Clinical implications

The results point to several important clinical implications. First, as fall-related self-efficacy can distinguish between fallers and non-fallers, one possible clinical implication is that the ABC scale can be used as part of the initial assessment to identify those with increased fall risk. Second, over half of the subjects have significant deficits in fall-related self-efficacy (i.e., ABC score <80). Falls-related efficacy is also strongly related to balance, mobility, and falls. Therefore, fear of falling should be taken into consideration in assessment and treatment of stroke survivors with compromised bone status. Various intervention approaches have been used to reduce fear of falling or promoting fall-related self-efficacy. Cognitive-behavioral intervention program, which contains group discussion, mutual problem solving, exercise training, assertiveness training, has been shown to be effective in improving fall-related self-efficacy and the perceived ability to manage risk of falls and actual falls among older adults [12]. There is also some evidence to suggest that certain forms of group exercise programs also improve fall-related self-efficacy in the stroke population [44]. In summary, one should not overlook the psychological factors such as fall-related self-efficacy in an effort to reduce incidence of falls and fractures in this specific population.

Limitations

We noted several limitations of the study.
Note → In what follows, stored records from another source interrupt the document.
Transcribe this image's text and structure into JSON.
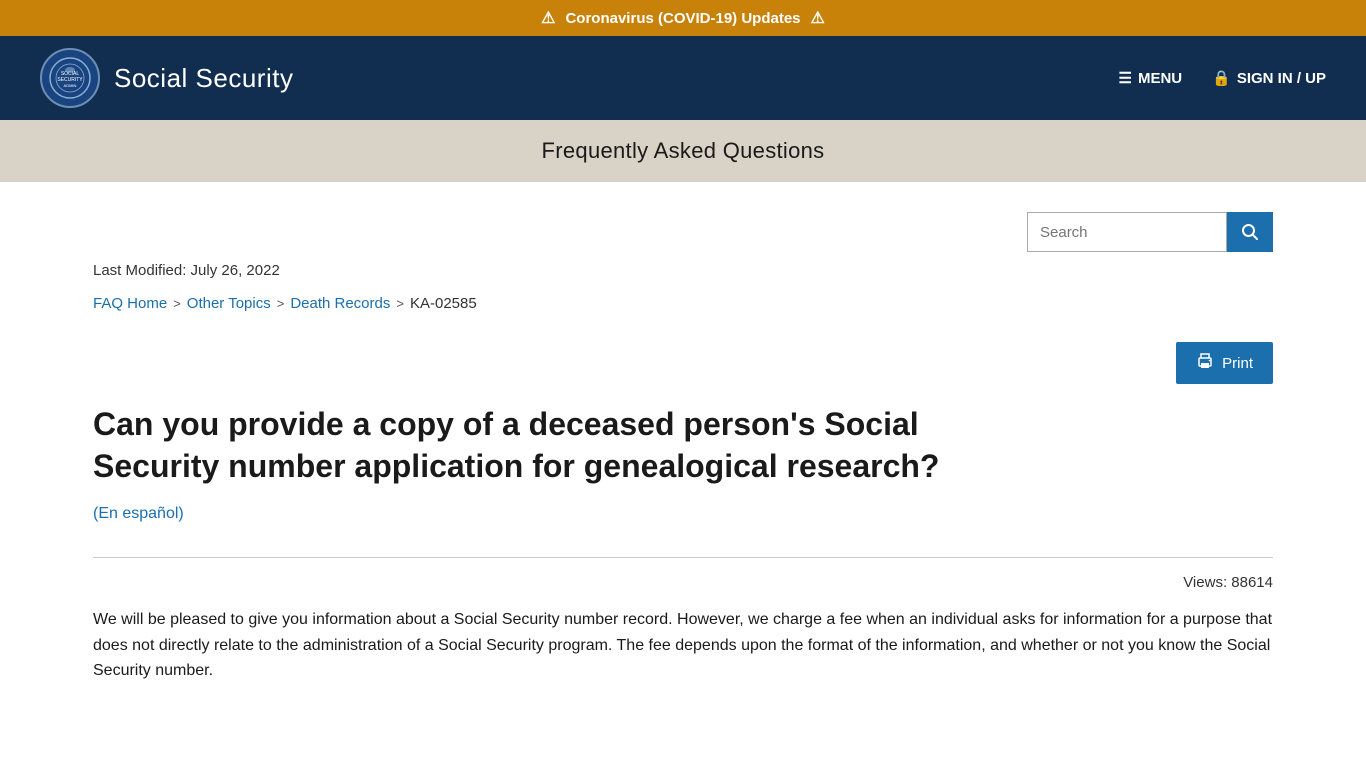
{
  "alert": {
    "icon_left": "⚠",
    "icon_right": "⚠",
    "text": "Coronavirus (COVID-19) Updates"
  },
  "header": {
    "logo_alt": "Social Security Administration seal",
    "site_title": "Social Security",
    "menu_label": "MENU",
    "signin_label": "SIGN IN / UP"
  },
  "subtitle_bar": {
    "heading": "Frequently Asked Questions"
  },
  "search": {
    "placeholder": "Search",
    "button_icon": "🔍"
  },
  "last_modified": {
    "label": "Last Modified: July 26, 2022"
  },
  "breadcrumb": {
    "items": [
      {
        "label": "FAQ Home",
        "href": "#",
        "type": "link"
      },
      {
        "sep": ">"
      },
      {
        "label": "Other Topics",
        "href": "#",
        "type": "link"
      },
      {
        "sep": ">"
      },
      {
        "label": "Death Records",
        "href": "#",
        "type": "link"
      },
      {
        "sep": ">"
      },
      {
        "label": "KA-02585",
        "type": "current"
      }
    ]
  },
  "print_button": {
    "label": "Print"
  },
  "article": {
    "title": "Can you provide a copy of a deceased person's Social Security number application for genealogical research?",
    "spanish_link": "(En español)",
    "views": "Views: 88614",
    "body": "We will be pleased to give you information about a Social Security number record. However, we charge a fee when an individual asks for information for a purpose that does not directly relate to the administration of a Social Security program. The fee depends upon the format of the information, and whether or not you know the Social Security number."
  }
}
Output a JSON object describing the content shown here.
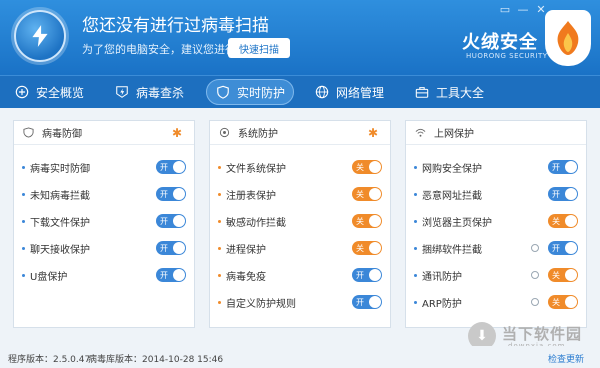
{
  "header": {
    "status_title": "您还没有进行过病毒扫描",
    "status_sub": "为了您的电脑安全，建议您进行",
    "scan_button": "快速扫描",
    "brand": "火绒安全",
    "brand_sub": "HUORONG SECURITY",
    "window_buttons": [
      "▭",
      "—",
      "✕"
    ]
  },
  "nav": [
    {
      "label": "安全概览",
      "icon": "plus-circle-icon"
    },
    {
      "label": "病毒查杀",
      "icon": "bolt-shield-icon"
    },
    {
      "label": "实时防护",
      "icon": "shield-icon",
      "active": true
    },
    {
      "label": "网络管理",
      "icon": "globe-icon"
    },
    {
      "label": "工具大全",
      "icon": "toolbox-icon"
    }
  ],
  "panels": [
    {
      "title": "病毒防御",
      "icon": "virus-shield-icon",
      "dot_color": "#3b87d8",
      "items": [
        {
          "label": "病毒实时防御",
          "state": "开",
          "on": true
        },
        {
          "label": "未知病毒拦截",
          "state": "开",
          "on": true
        },
        {
          "label": "下载文件保护",
          "state": "开",
          "on": true
        },
        {
          "label": "聊天接收保护",
          "state": "开",
          "on": true
        },
        {
          "label": "U盘保护",
          "state": "开",
          "on": true
        }
      ]
    },
    {
      "title": "系统防护",
      "icon": "system-shield-icon",
      "dot_color": "#f08b2a",
      "items": [
        {
          "label": "文件系统保护",
          "state": "关",
          "on": false
        },
        {
          "label": "注册表保护",
          "state": "关",
          "on": false
        },
        {
          "label": "敏感动作拦截",
          "state": "关",
          "on": false
        },
        {
          "label": "进程保护",
          "state": "关",
          "on": false
        },
        {
          "label": "病毒免疫",
          "state": "开",
          "on": true
        },
        {
          "label": "自定义防护规则",
          "state": "开",
          "on": true
        }
      ]
    },
    {
      "title": "上网保护",
      "icon": "wifi-icon",
      "dot_color": "#3b87d8",
      "items": [
        {
          "label": "网购安全保护",
          "state": "开",
          "on": true
        },
        {
          "label": "恶意网址拦截",
          "state": "开",
          "on": true
        },
        {
          "label": "浏览器主页保护",
          "state": "关",
          "on": false
        },
        {
          "label": "捆绑软件拦截",
          "state": "开",
          "on": true,
          "config": true
        },
        {
          "label": "通讯防护",
          "state": "关",
          "on": false,
          "config": true
        },
        {
          "label": "ARP防护",
          "state": "关",
          "on": false,
          "config": true
        }
      ]
    }
  ],
  "footer": {
    "program_version": "程序版本：2.5.0.47",
    "db_version": "病毒库版本：2014-10-28 15:46",
    "check_update": "检查更新"
  },
  "watermark": {
    "main": "当下软件园",
    "sub": "downxia.com"
  }
}
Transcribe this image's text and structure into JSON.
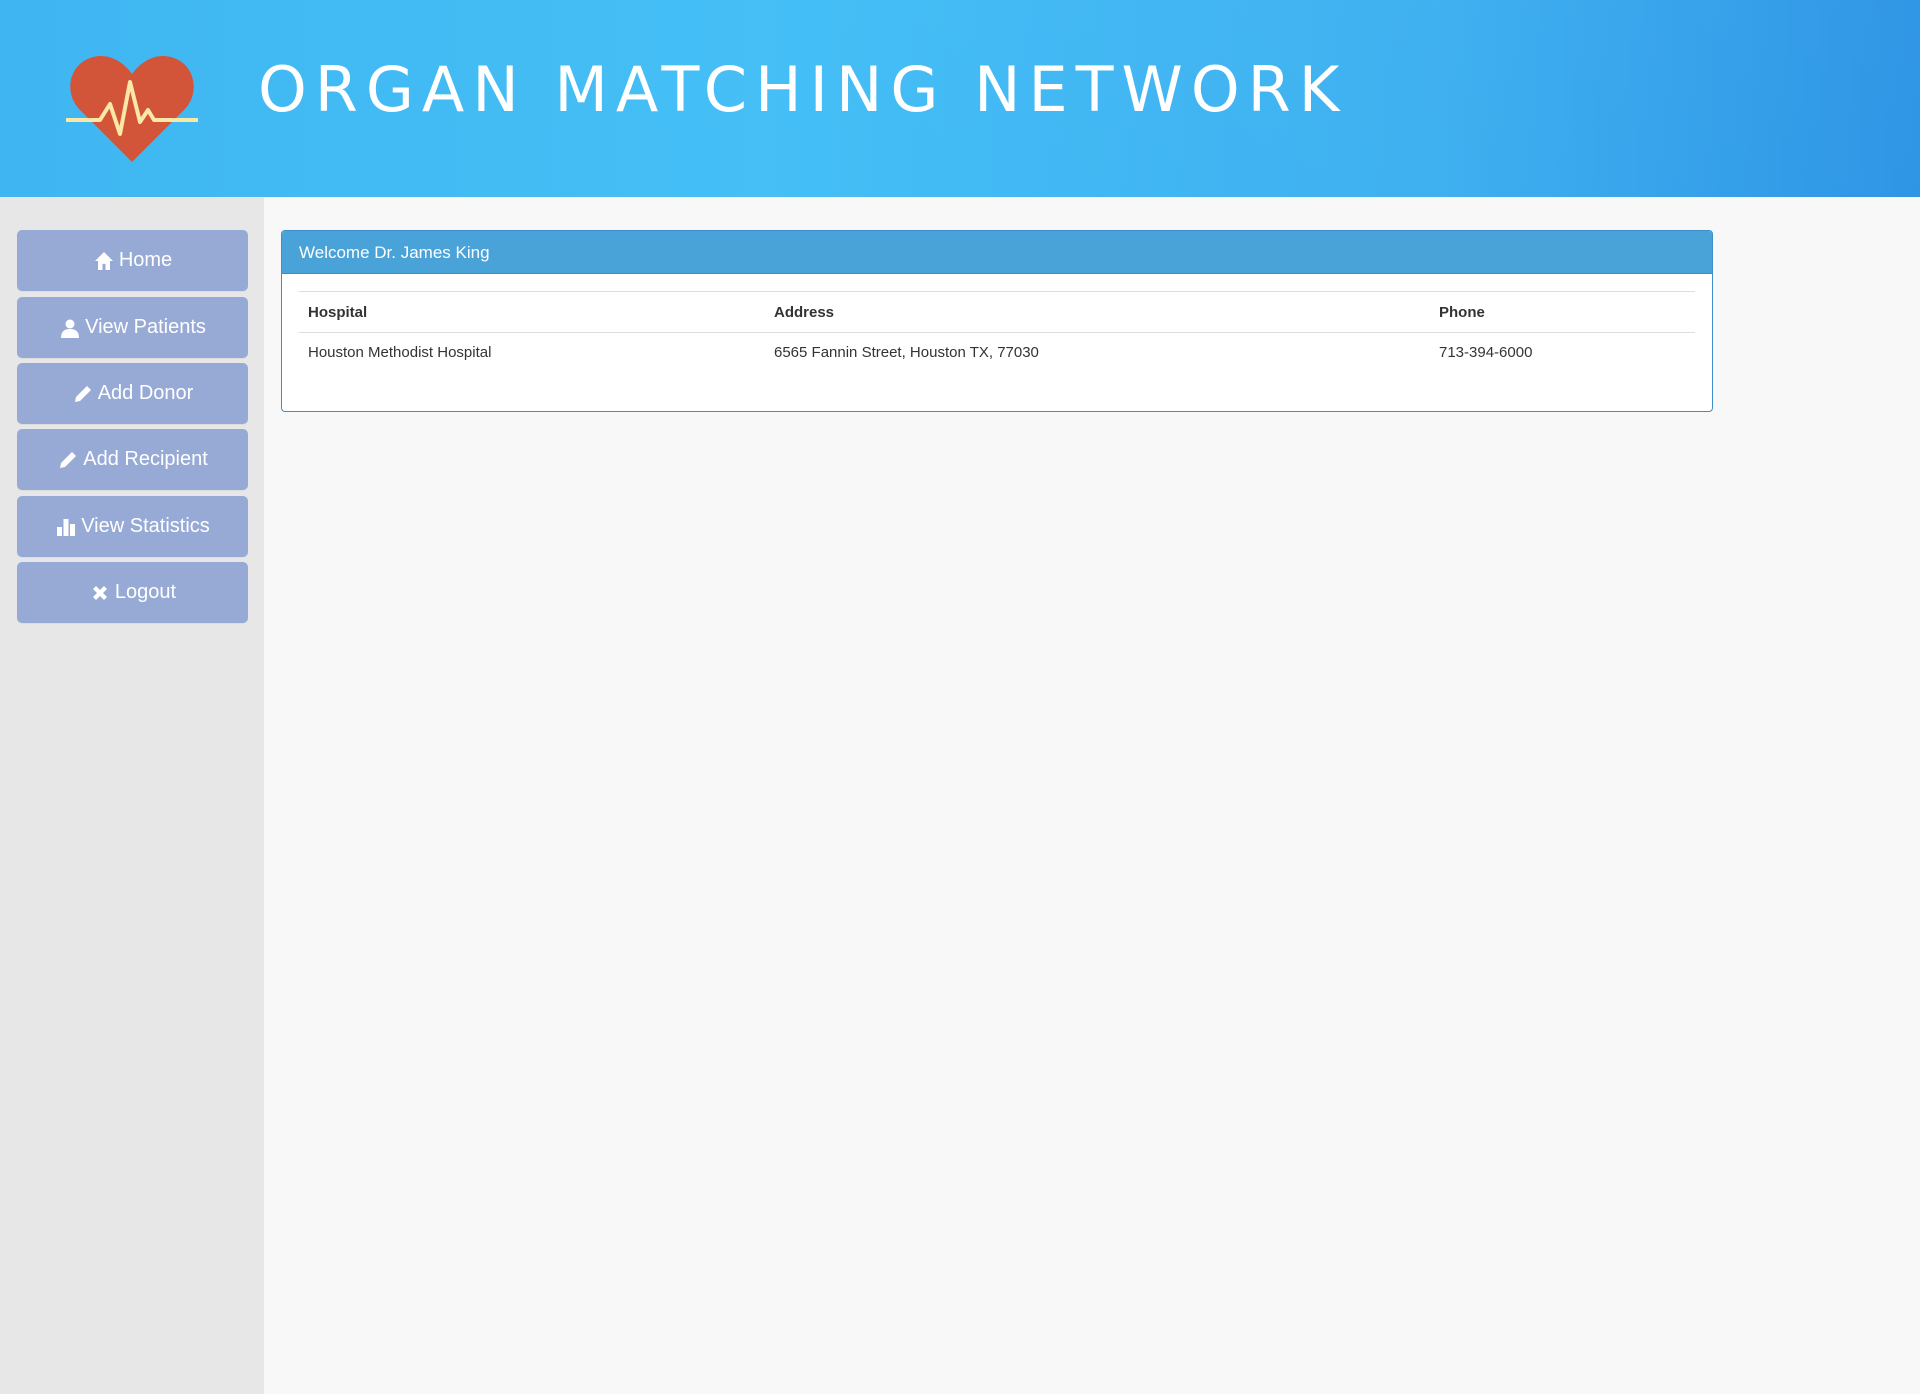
{
  "header": {
    "title": "ORGAN MATCHING NETWORK",
    "logo_icon": "heart-pulse-icon",
    "colors": {
      "gradient_start": "#3fb6f1",
      "gradient_end": "#2490e4",
      "heart": "#d2553a",
      "pulse": "#fbe7a6"
    }
  },
  "sidebar": {
    "background": "#e7e7e7",
    "button_color": "#97aad6",
    "items": [
      {
        "label": "Home",
        "icon": "home-icon"
      },
      {
        "label": "View Patients",
        "icon": "user-icon"
      },
      {
        "label": "Add Donor",
        "icon": "pencil-icon"
      },
      {
        "label": "Add Recipient",
        "icon": "pencil-icon"
      },
      {
        "label": "View Statistics",
        "icon": "bar-chart-icon"
      },
      {
        "label": "Logout",
        "icon": "close-icon"
      }
    ]
  },
  "panel": {
    "heading": "Welcome Dr. James King",
    "accent": "#4aa3d8",
    "columns": [
      "Hospital",
      "Address",
      "Phone"
    ],
    "rows": [
      [
        "Houston Methodist Hospital",
        "6565 Fannin Street, Houston TX, 77030",
        "713-394-6000"
      ]
    ]
  }
}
First, the subjects are all ambulatory and are mildly or moderately affected by stroke only. The results are, thus, not generalizable to those who are severely affected by stroke (e.g., those who are wheelchair-bound). However, a large proportion (>60%) of stroke survivors are able to regain ambulatory function [45]. Second, this is a cross-sectional analysis which cannot prove causation. We are not certain whether fear of falling causes more falls, or previous experience of falling causes more fear of falling. Third, the data on falls were collected retrospectively. Recall bias (e.g., under-reporting) could be high in stroke patients due to the possible effects of the neurological insult on memory function. Such recall bias may have negatively influenced the results. However, all of our subjects had a MMSE score >22 and should not have any severe impairment in cognition. Nevertheless, based on the significant findings from this study, it would be valuable to conduct a prospective study to track the incidence of falls and changes in fear of falling, balance, mobility, and other relevant outcomes as stroke recovery progresses.

Conclusion

This is the first study to show that fall-related self-efficacy is independently associated with balance, mobility and falls in chronic stroke survivors with low hip BMD. Fall-related self-efficacy could be a useful measure for screening individuals with high risk for fragility fractures. It could also serve as an important clinical outcome in the treatment of chronic stroke survivors with bone loss.